Shut up!

Deadpool - All Media Types Deadpool (Movieverse)
M/M
G
Shut up!

Shut up!

"....Jesus!" growled Logan, covering his ears.
On the other side of the room, he heard a big sigh. "He's been singing for a while now," said Althea, the blind old lady, blowing a large cloud of smoke. The smell of marijuana filled the living room.
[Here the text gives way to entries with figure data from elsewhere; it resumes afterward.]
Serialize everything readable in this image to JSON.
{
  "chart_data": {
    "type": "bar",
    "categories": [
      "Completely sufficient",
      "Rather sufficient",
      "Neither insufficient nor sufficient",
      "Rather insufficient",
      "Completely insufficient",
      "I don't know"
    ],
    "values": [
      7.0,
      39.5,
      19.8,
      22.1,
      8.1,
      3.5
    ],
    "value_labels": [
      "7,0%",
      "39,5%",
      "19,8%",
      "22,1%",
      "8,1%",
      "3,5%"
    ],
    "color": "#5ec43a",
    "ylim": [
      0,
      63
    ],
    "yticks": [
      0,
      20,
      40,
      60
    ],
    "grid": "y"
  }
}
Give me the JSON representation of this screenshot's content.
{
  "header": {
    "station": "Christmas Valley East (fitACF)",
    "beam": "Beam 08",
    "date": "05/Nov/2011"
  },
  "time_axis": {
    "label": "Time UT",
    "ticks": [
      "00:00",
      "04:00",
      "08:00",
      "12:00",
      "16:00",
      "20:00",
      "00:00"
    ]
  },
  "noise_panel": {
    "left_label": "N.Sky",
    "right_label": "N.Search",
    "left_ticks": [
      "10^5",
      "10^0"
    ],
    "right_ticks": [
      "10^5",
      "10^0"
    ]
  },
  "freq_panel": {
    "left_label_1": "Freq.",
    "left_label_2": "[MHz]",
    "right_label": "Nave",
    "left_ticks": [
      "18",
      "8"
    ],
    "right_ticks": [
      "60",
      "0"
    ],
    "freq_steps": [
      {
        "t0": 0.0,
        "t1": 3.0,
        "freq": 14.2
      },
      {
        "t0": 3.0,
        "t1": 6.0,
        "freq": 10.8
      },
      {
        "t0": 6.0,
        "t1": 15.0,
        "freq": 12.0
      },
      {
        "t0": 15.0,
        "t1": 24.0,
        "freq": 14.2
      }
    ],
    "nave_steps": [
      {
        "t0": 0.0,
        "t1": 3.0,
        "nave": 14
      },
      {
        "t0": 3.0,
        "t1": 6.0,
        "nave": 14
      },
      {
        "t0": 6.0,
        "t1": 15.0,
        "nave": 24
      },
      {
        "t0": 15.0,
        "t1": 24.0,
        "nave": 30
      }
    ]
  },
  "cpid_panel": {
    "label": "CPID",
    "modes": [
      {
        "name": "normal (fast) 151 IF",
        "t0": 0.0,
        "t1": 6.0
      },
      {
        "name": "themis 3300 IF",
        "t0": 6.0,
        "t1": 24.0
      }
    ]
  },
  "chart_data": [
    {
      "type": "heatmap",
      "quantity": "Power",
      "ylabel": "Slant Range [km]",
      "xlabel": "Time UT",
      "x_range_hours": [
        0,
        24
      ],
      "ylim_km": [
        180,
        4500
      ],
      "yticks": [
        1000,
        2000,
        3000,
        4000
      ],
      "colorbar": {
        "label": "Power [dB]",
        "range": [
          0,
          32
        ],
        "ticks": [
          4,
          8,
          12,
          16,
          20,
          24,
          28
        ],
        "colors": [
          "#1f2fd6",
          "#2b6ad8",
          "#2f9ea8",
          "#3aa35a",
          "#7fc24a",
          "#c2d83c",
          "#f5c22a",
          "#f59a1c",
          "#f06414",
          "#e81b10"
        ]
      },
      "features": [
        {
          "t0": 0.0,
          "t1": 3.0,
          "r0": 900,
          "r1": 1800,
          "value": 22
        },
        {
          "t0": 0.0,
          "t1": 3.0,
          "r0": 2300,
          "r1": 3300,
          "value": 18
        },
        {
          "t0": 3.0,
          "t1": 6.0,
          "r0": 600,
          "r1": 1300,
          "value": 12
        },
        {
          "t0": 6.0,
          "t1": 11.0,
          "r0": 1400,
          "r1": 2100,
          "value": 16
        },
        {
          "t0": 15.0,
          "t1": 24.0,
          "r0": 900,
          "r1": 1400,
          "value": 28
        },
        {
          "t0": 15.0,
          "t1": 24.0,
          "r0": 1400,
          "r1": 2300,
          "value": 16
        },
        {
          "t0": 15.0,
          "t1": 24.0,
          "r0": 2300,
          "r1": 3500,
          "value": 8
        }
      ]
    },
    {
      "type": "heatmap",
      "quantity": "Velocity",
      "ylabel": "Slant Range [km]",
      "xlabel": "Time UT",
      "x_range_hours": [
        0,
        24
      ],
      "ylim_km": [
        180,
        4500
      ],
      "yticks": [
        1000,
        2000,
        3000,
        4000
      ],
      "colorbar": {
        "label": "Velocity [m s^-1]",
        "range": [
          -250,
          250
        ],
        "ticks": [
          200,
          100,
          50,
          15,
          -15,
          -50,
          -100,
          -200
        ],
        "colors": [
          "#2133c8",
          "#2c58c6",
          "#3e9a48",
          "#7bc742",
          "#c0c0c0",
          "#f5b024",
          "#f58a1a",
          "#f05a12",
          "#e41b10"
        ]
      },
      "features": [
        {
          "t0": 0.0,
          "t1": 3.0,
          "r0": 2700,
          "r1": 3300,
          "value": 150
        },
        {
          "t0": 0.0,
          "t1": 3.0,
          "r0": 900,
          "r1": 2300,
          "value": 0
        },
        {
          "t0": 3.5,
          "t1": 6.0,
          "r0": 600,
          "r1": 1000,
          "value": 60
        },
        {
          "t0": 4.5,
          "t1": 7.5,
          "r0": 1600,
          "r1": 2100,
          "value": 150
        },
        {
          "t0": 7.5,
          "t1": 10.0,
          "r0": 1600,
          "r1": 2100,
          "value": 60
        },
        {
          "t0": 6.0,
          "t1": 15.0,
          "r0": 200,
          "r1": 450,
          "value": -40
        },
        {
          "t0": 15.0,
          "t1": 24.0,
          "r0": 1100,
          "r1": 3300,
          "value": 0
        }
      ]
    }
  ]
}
Unfortunately, he had run out of his dose of ehm devil drug and for a while he wouldn't have a supply so he couldn't find a better one.
"Do you want some Maria?"
"No, I just want Wade to shut up."
Holy Christ, that Wade Wilson-singing puzzler looked like the tail of a drunken donkey dancing on a table and a band saw. The tonal notes of Like a Prayer were so high that they would have brought down the house.
"Poor Madonna would denounce him for killing her song" muttered Althea in a mixed voice, then burst into laughter "Can you imagine that? The trial?"
"I keep him quiet"
"Kiss"
Logan widened his eyes. "what the fuck do you mean?" he exclaimed.
"eddai, it feels a mile away that he likes, i feel it from how you breathe, i'll also be blind but not stupid. So kiss him and shut up"
Logan shook his head. Noon didn't like Wade at all. He was crazy, moaning, and... oh, crap.
Determined to ignore the old woman's bullshit, and to shut her mouth, Wilson marched straight to the bedroom door.
Without knocking, he entered.
The sound hit him violently and the spectacle of Wade left him speechless.
That lunatic was in a shirt and boxers jumping around with the red mask half down on his face, and he was jumping around like a drunk cricket and singing wildly.
Logan turned off the stereo.
"hey!"
"Thank you!" cried the old lady from the living room.
"What the fuck are you doing Logan, I was having a lot of fun! Don't you like Madonna?"
"Not sung by you for sure. You suck," Logan exclaimed, "and you didn't bring the fucking house down."
"You're worse than a pole stuck in your ass, Logan!"
"and you're a fucking stoned ass!"
Wade puffed his chest, opened his mouth and launched into a high-volume "like a prayer."
Logan rolled his eyes, grabbed Wade's shirt and closed his mouth with his own, finally shutting him up. Somewhere in the world, Madonna thanked him.
Wade's lips were dry, so Logan wet them with his tongue to make them softer.
Deadpool threw a meow and climbed on top of him, crushing his mouth even more against his opponent's, with so much tongue stuck in his throat that it was like a space probe.
They were a bit stuck kissing each other.
Logan ended the kiss with a gentle bite to the lower lip.
"i..."
"You're red in the face, Logan: it suits you"
"Well, I think it was something," Logan said, ignoring the comment, and mostly avoiding looking at Wade's stained boxers. Had she had an orgasm just for a kiss?!
"what if i tell you it was a trap?"
"ah, shut up!"
"i knew it! I like you," Wade exclaimed, jumping into Logan's arms and wrapping his legs around his waist.
"no"
Logan opened his arms and dropped Wade to the ground.
"so you're my boyfriend now?"
"no"
"yes"
"no!"
"will you shut up?"
Logan kissed him rudely again.
Deadpool hit me harder...
...and Althea looked up at the sky. Farewell peace at home, he thought.